Verordening ambtelijke bijstand en fractieondersteuning 2003.

 

 

De raad van de gemeente Son en Breugel;

 

 

gezien het voorstel van het college van burgemeester en wethouders van 18 maart 2003, bijlage nr. 12 - 2003;

 

 

gelet op artikel 33 van de Gemeentewet;

 

 

B E S L U I T :

 

 

vast te stellen de volgende verordening "Verordening ambtelijke bijstand en de fractieondersteuning 2003; 

Paragraaf 1 Ambtelijke bijstand

Artikel 1 Artikel 1

  • 1 Een raadslid wendt zich tot de griffier of een ambtenaar met een verzoek om:

    • a.

      feitelijke informatie van geringe omvang;

    • b.

      inzage in of afschrift van documenten die openbaar zijn.

  • 2 Indien de ambtenaar twijfelt of het verzoek betrekking heeft op informatie bedoeld onder het eerste lid, onderdeel a of b, stelt hij de secretaris daarvan in kennis. De secretaris beslist.

  • 3 Een raadslid wendt zich tot de griffier met een verzoek om bijstand bij het opstellen van voorstellen, amendementen en moties of andere bijstand.

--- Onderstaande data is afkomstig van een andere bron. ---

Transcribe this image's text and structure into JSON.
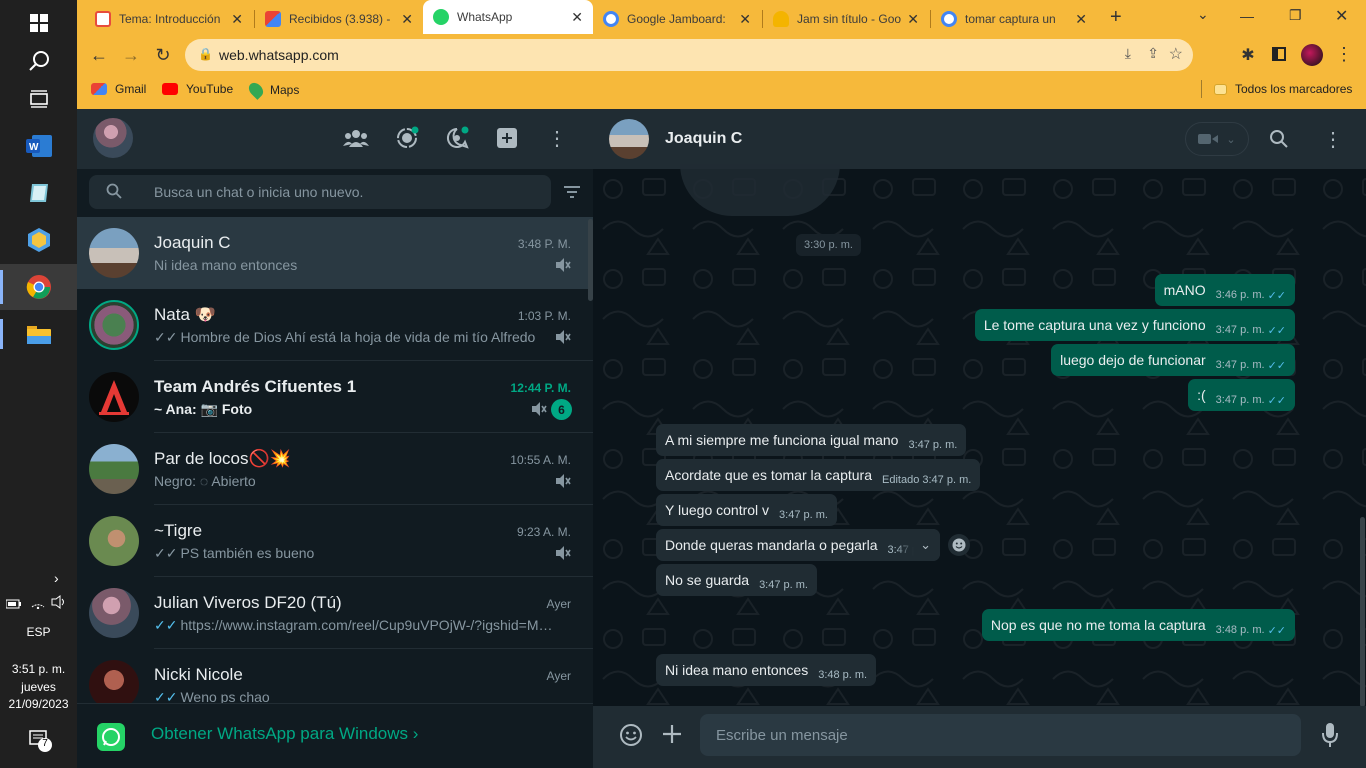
{
  "taskbar": {
    "language": "ESP",
    "time": "3:51 p. m.",
    "day": "jueves",
    "date": "21/09/2023",
    "notifications": "7"
  },
  "browser": {
    "tabs": [
      {
        "title": "Tema: Introducción",
        "icon": "moodle-icon",
        "color": "#e74c3c"
      },
      {
        "title": "Recibidos (3.938) -",
        "icon": "gmail-icon",
        "color": "#ea4335"
      },
      {
        "title": "WhatsApp",
        "icon": "whatsapp-icon",
        "color": "#25d366",
        "active": true
      },
      {
        "title": "Google Jamboard:",
        "icon": "google-icon",
        "color": "#4285f4"
      },
      {
        "title": "Jam sin título - Goo",
        "icon": "jamboard-icon",
        "color": "#f4b400"
      },
      {
        "title": "tomar captura un",
        "icon": "google-icon",
        "color": "#4285f4"
      }
    ],
    "url": "web.whatsapp.com",
    "bookmarks": [
      "Gmail",
      "YouTube",
      "Maps"
    ],
    "all_bookmarks": "Todos los marcadores"
  },
  "sidebar": {
    "search_placeholder": "Busca un chat o inicia uno nuevo.",
    "chats": [
      {
        "name": "Joaquin C",
        "preview": "Ni idea mano entonces",
        "time": "3:48 P. M.",
        "muted": true
      },
      {
        "name": "Nata 🐶",
        "preview": "Hombre de Dios  Ahí está la hoja de vida de mi tío Alfredo",
        "time": "1:03 P. M.",
        "ticks": "✓✓",
        "muted": true
      },
      {
        "name": "Team Andrés Cifuentes 1",
        "preview": "~ Ana: 📷 Foto",
        "time": "12:44 P. M.",
        "muted": true,
        "unread": "6"
      },
      {
        "name": "Par de locos🚫💥",
        "preview": "Negro: ◌ Abierto",
        "time": "10:55 A. M.",
        "muted": true
      },
      {
        "name": "~Tigre",
        "preview": "PS también es bueno",
        "time": "9:23 A. M.",
        "ticks": "✓✓",
        "muted": true
      },
      {
        "name": "Julian Viveros DF20 (Tú)",
        "preview": "https://www.instagram.com/reel/Cup9uVPOjW-/?igshid=MTc...",
        "time": "Ayer",
        "ticks": "✓✓"
      },
      {
        "name": "Nicki Nicole",
        "preview": "Weno ps chao",
        "time": "Ayer",
        "ticks": "✓✓"
      }
    ],
    "footer": "Obtener WhatsApp para Windows ›"
  },
  "conversation": {
    "contact": "Joaquin C",
    "date_pill": "3:30 p. m.",
    "messages": [
      {
        "dir": "out",
        "text": "mANO",
        "time": "3:46 p. m."
      },
      {
        "dir": "out",
        "text": "Le tome captura una vez y funciono",
        "time": "3:47 p. m."
      },
      {
        "dir": "out",
        "text": "luego dejo de funcionar",
        "time": "3:47 p. m."
      },
      {
        "dir": "out",
        "text": ":(",
        "time": "3:47 p. m."
      },
      {
        "dir": "in",
        "text": "A mi siempre me funciona igual mano",
        "time": "3:47 p. m."
      },
      {
        "dir": "in",
        "text": "Acordate que es tomar la captura",
        "time": "Editado 3:47 p. m."
      },
      {
        "dir": "in",
        "text": "Y luego control v",
        "time": "3:47 p. m."
      },
      {
        "dir": "in",
        "text": "Donde queras mandarla o pegarla",
        "time": "3:47 p"
      },
      {
        "dir": "in",
        "text": "No se guarda",
        "time": "3:47 p. m."
      },
      {
        "dir": "out",
        "text": "Nop es que no me toma la captura",
        "time": "3:48 p. m."
      },
      {
        "dir": "in",
        "text": "Ni idea mano entonces",
        "time": "3:48 p. m."
      }
    ],
    "input_placeholder": "Escribe un mensaje"
  }
}
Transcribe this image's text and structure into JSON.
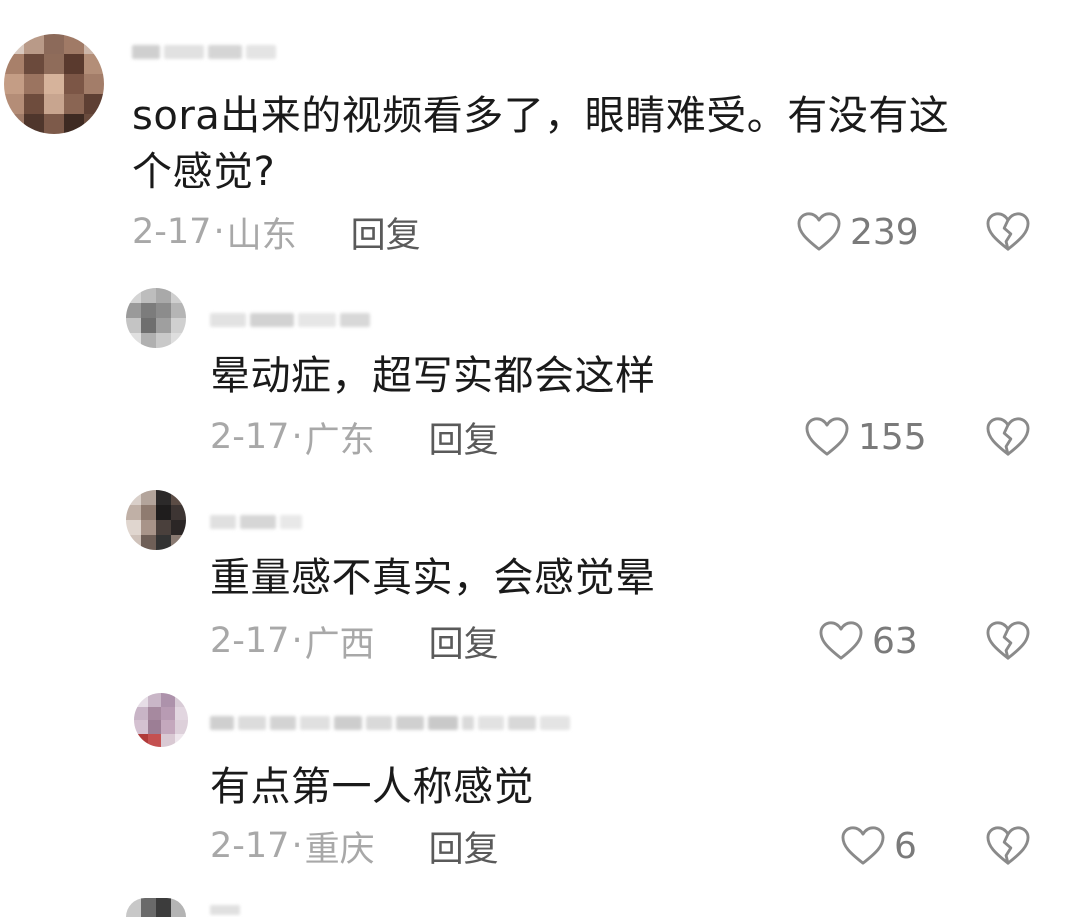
{
  "comments": [
    {
      "text_line1": "sora出来的视频看多了，眼睛难受。有没有这",
      "text_line2": "个感觉?",
      "date": "2-17",
      "location": "山东",
      "reply_label": "回复",
      "likes": "239"
    },
    {
      "text_line1": "晕动症，超写实都会这样",
      "date": "2-17",
      "location": "广东",
      "reply_label": "回复",
      "likes": "155"
    },
    {
      "text_line1": "重量感不真实，会感觉晕",
      "date": "2-17",
      "location": "广西",
      "reply_label": "回复",
      "likes": "63"
    },
    {
      "text_line1": "有点第一人称感觉",
      "date": "2-17",
      "location": "重庆",
      "reply_label": "回复",
      "likes": "6"
    }
  ],
  "separator": "·",
  "icons": {
    "like": "heart-outline-icon",
    "dislike": "broken-heart-icon"
  },
  "colors": {
    "text": "#1a1a1a",
    "meta": "#a8a8a8",
    "reply": "#5a5a5a",
    "icon": "#8a8a8a"
  }
}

  • 4 De bijstand, bedoeld in het derde lid, wordt verleend door de griffier. Indien de gevraagde bijstand niet door de griffier kan worden verleend kan de griffier de secretaris verzoeken één of meer ambtenaren aan te wijzen, die de gevraagde bijstand zo spoedig mogelijk verlenen.

Artikel 2 Artikel 2

  • 1 Een ambtenaar verleent op verzoek van de griffier of de secretaris ambtelijke bijstand tenzij:

    • a.

      het raadslid niet aannemelijk heeft gemaakt dat de bijstand betrekking heeft op de werkzaamheden van de raad;

    • b.

      dit het belang van de gemeente kan schaden.

  • 2 De secretaris beoordeelt of ambtelijke bijstand op grond van het eerste lid geweigerd wordt.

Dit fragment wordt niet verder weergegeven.